Geography: Snorks are native to the waters of and off of the Gulf of Mexico and Caribbean; they typically refer to their home waters as "Snorkland" and to all non-Snork lands and waters, including the air above those waters, as "outer space."

Polity-Economy-Society: Snorks use a minimally formalized political system in which the democratic proclivities that govern day-to-day matters are frequently overwhelmed by seniority and respect which are believed to result in a hierarchy (very limited) of the breeding-rulers (Governors) and the working masses.  Personal property exists but seems to be limited to services and goods - in apparent imitation of human beings (who Snorks have had limited contact with at least since the time of the European colonization of the Americas, though possibly before) Snorks have adopted the use of garments as well as symbolic currency (mollusk shells, specifically, reminiscent of the use of cowries in the Americas among native American political-economies).

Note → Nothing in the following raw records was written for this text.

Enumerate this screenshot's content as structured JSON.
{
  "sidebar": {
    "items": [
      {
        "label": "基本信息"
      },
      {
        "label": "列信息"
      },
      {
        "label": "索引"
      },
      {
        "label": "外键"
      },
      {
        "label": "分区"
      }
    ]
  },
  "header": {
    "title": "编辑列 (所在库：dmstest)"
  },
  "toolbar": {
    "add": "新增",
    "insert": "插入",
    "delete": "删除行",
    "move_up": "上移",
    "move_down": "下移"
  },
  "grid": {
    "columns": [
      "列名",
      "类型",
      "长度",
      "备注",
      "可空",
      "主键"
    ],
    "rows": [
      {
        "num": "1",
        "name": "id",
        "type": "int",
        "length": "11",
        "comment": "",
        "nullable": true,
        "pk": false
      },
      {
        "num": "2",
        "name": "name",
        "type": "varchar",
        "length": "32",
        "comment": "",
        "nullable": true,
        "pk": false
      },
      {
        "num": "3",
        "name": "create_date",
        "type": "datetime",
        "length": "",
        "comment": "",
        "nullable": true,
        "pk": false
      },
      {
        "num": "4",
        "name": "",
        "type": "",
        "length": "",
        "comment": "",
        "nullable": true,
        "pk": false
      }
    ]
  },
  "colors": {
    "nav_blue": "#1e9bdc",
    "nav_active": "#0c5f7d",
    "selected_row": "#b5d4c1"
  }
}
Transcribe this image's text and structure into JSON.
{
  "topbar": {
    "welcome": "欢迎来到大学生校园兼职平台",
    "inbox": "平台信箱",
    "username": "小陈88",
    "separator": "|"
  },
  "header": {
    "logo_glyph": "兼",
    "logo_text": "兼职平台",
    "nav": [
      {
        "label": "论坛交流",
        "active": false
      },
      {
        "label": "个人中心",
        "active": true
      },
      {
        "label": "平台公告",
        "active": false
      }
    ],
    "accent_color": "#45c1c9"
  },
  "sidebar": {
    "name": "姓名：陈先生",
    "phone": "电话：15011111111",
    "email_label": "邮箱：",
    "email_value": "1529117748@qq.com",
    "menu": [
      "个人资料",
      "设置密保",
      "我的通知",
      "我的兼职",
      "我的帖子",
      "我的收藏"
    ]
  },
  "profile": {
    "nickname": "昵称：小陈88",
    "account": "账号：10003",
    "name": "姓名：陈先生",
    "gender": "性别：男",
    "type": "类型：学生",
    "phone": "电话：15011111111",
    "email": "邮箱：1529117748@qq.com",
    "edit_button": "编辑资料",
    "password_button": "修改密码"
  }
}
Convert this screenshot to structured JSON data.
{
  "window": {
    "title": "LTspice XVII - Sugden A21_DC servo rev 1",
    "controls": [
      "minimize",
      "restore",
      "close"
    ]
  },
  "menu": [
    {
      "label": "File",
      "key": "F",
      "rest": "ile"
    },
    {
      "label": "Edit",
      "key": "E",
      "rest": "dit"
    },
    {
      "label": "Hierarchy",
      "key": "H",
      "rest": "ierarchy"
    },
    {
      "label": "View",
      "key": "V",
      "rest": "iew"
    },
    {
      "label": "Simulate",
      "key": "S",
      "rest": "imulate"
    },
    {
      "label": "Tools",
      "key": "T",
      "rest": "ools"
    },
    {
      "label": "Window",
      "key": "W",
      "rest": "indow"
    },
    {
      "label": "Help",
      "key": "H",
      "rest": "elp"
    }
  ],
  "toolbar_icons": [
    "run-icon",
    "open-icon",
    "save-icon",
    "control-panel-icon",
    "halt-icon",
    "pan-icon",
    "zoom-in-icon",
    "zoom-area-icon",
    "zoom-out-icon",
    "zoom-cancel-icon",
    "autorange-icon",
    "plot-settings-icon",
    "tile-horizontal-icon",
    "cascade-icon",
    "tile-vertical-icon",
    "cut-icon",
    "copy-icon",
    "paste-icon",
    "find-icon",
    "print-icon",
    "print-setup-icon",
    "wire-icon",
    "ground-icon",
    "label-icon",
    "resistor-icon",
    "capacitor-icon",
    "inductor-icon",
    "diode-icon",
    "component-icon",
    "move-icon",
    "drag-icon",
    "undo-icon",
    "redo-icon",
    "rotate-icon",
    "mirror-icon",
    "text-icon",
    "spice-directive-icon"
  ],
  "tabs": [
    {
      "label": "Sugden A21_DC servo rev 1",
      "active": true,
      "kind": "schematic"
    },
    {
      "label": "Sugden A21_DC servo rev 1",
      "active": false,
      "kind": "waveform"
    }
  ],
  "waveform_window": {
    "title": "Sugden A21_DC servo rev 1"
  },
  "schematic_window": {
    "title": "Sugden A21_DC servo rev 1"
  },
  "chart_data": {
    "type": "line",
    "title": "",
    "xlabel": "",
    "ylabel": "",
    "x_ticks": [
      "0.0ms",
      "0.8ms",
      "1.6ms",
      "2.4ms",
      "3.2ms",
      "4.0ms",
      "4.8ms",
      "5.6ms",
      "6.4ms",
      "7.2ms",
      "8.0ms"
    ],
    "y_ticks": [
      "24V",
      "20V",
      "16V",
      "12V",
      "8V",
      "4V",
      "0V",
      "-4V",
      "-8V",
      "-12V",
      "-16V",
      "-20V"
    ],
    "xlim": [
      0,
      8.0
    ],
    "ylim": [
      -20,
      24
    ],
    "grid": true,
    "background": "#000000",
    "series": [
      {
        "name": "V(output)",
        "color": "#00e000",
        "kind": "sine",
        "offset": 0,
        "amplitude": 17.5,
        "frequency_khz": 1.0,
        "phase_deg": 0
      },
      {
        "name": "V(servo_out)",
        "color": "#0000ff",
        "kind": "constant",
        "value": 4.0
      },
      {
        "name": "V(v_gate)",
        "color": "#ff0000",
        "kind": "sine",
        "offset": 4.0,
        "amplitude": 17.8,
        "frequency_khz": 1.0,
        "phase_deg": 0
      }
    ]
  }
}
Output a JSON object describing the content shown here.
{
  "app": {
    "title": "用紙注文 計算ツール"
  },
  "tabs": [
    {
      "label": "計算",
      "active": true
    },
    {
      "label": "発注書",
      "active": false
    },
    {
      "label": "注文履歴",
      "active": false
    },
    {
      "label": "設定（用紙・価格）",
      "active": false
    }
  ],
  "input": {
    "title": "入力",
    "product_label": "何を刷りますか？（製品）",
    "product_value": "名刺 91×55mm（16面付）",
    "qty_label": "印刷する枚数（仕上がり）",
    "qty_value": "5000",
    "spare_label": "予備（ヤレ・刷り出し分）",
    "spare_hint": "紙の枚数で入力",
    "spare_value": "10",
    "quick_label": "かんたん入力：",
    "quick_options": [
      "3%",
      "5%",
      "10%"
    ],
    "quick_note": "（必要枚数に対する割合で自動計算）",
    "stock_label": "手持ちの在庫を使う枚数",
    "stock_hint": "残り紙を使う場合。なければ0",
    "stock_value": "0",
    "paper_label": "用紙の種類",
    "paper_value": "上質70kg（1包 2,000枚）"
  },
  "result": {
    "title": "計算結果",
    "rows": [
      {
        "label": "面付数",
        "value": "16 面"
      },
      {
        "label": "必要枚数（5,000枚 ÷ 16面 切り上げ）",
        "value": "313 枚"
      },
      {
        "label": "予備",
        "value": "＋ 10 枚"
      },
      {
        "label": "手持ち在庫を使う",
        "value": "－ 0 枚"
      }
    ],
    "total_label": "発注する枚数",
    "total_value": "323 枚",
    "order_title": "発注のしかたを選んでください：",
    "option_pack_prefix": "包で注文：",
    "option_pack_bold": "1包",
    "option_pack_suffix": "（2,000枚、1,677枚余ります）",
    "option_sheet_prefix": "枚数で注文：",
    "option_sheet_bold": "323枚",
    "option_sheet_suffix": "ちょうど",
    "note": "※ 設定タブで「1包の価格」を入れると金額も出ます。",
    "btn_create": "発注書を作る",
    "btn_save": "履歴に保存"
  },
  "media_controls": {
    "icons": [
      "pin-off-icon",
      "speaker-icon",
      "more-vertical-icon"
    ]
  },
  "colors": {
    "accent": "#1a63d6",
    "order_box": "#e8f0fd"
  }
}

Snorks have also successfully domesticated several species of fish and mollusk and the near-sentient close relative of the Snorks, the Snorkosaurus (Snorkosaurus snorkus).  Their level of technological development is fairly contemporary with those of European humans, probably reflecting substantial borrowing and/or trade. Snorks seem to speak a variant of the English language, perhaps a result of later trade and technology dealings with English and Iberian merchants and sailors - there is no clear archaeological or historical evidence that native Americans had significant dealings with the Snorks, however this remains a point of contention in the academic community.